BBC News reports that 200 climbers have been rescued on Mount Everest, where an avalanche occurred following the earthquake. According to The New York Times, 18 died on the mountain while dozens were gravely injured.

One climber who survived the avalanche, Alan Arnette, said on his personal blog that his team's camping area was completely destroyed.

"The camp looks like it was hit by a tornado," he said in an audio recording on the site. "Everything is smashed directly to the ground."

The main base camp at the foot of Mount Everest is also uninhabitable.

Willie Benegas, who runs the United States-based Benegas Brothers Expeditions, explained to the NY Times how hard it has been to try and quickly rebuild the base camp so volunteers can try and locate and help potential survivors.

"It's a catastrophe," he said. "You make a decision for the trauma that you see."

According to multiple reports, the biggest concern in Nepal has been getting resources to and giving proper medical treatment to survivors.

CBS News reports that "shelter, fuel, food, medicine, power, news, workers -- Nepal's earthquake-hit capital was short on everything Monday."

Udav Prashad Timalsina, the top official for the Gorkha district of Nepal, told CBS that people are not getting the basic necessities of food and shelter.

"There are people who are not getting food and shelter. I've had reports of villages where 70 percent of the houses have been destroyed," he said.

Michio Kaku, a physics professor at City College of New York, told CBS that the world should prepare for a "health crisis of unparalleled proportions" in Nepal.

He also noted that the last big earthquake in the region that occurred 81 years ago killed more than double the current death toll in Nepal.

"Scientists can go back 100 years, in terms of earthquake activity, and we find that roughly (every) 80 years there is a big one," he explained. "The last one was 81 years ago and it killed 10,000 people."
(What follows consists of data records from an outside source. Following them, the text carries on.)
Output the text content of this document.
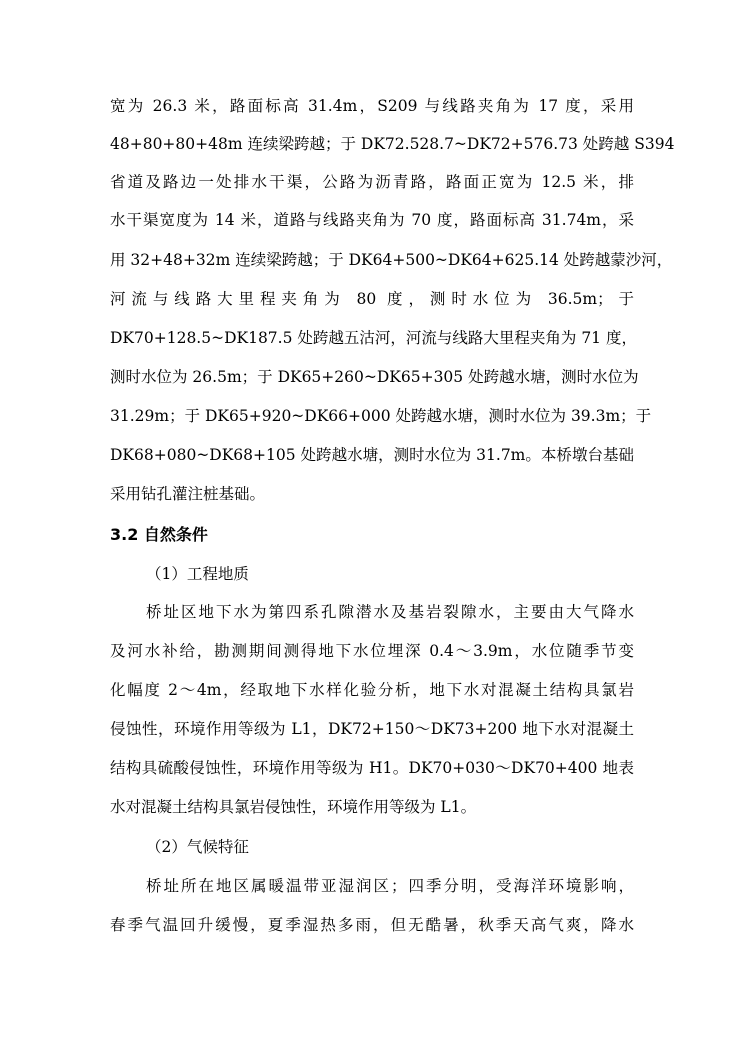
宽为 26.3 米，路面标高 31.4m，S209 与线路夹角为 17 度，采用
48+80+80+48m 连续梁跨越；于 DK72.528.7~DK72+576.73 处跨越 S394
省道及路边一处排水干渠，公路为沥青路，路面正宽为 12.5 米，排
水干渠宽度为 14 米，道路与线路夹角为 70 度，路面标高 31.74m，采
用 32+48+32m 连续梁跨越；于 DK64+500~DK64+625.14 处跨越蒙沙河，
河流与线路大里程夹角为 80 度，测时水位为 36.5m；于
DK70+128.5~DK187.5 处跨越五沽河，河流与线路大里程夹角为 71 度，
测时水位为 26.5m；于 DK65+260~DK65+305 处跨越水塘，测时水位为
31.29m；于 DK65+920~DK66+000 处跨越水塘，测时水位为 39.3m；于
DK68+080~DK68+105 处跨越水塘，测时水位为 31.7m。本桥墩台基础
采用钻孔灌注桩基础。
3.2 自然条件
（1）工程地质
桥址区地下水为第四系孔隙潜水及基岩裂隙水，主要由大气降水
及河水补给，勘测期间测得地下水位埋深 0.4～3.9m，水位随季节变
化幅度 2～4m，经取地下水样化验分析，地下水对混凝土结构具氯岩
侵蚀性，环境作用等级为 L1，DK72+150～DK73+200 地下水对混凝土
结构具硫酸侵蚀性，环境作用等级为 H1。DK70+030～DK70+400 地表
水对混凝土结构具氯岩侵蚀性，环境作用等级为 L1。
（2）气候特征
桥址所在地区属暖温带亚湿润区；四季分明，受海洋环境影响，
春季气温回升缓慢，夏季湿热多雨，但无酷暑，秋季天高气爽，降水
Kaku believes that the reason Saturday's earthquake was so devastating is because it was a "shallow quake," meaning it did not occur far from the earth's surface.

"The center of the energy was released, about 10 hydrogen bombs worth, five miles or so beneath the surface, which is rather shallow," Kaku said. "If it was much deeper into the earth, the effect of it would've been minimal. Because it was so close to the surface of the earth, people got the brunt of the shaking."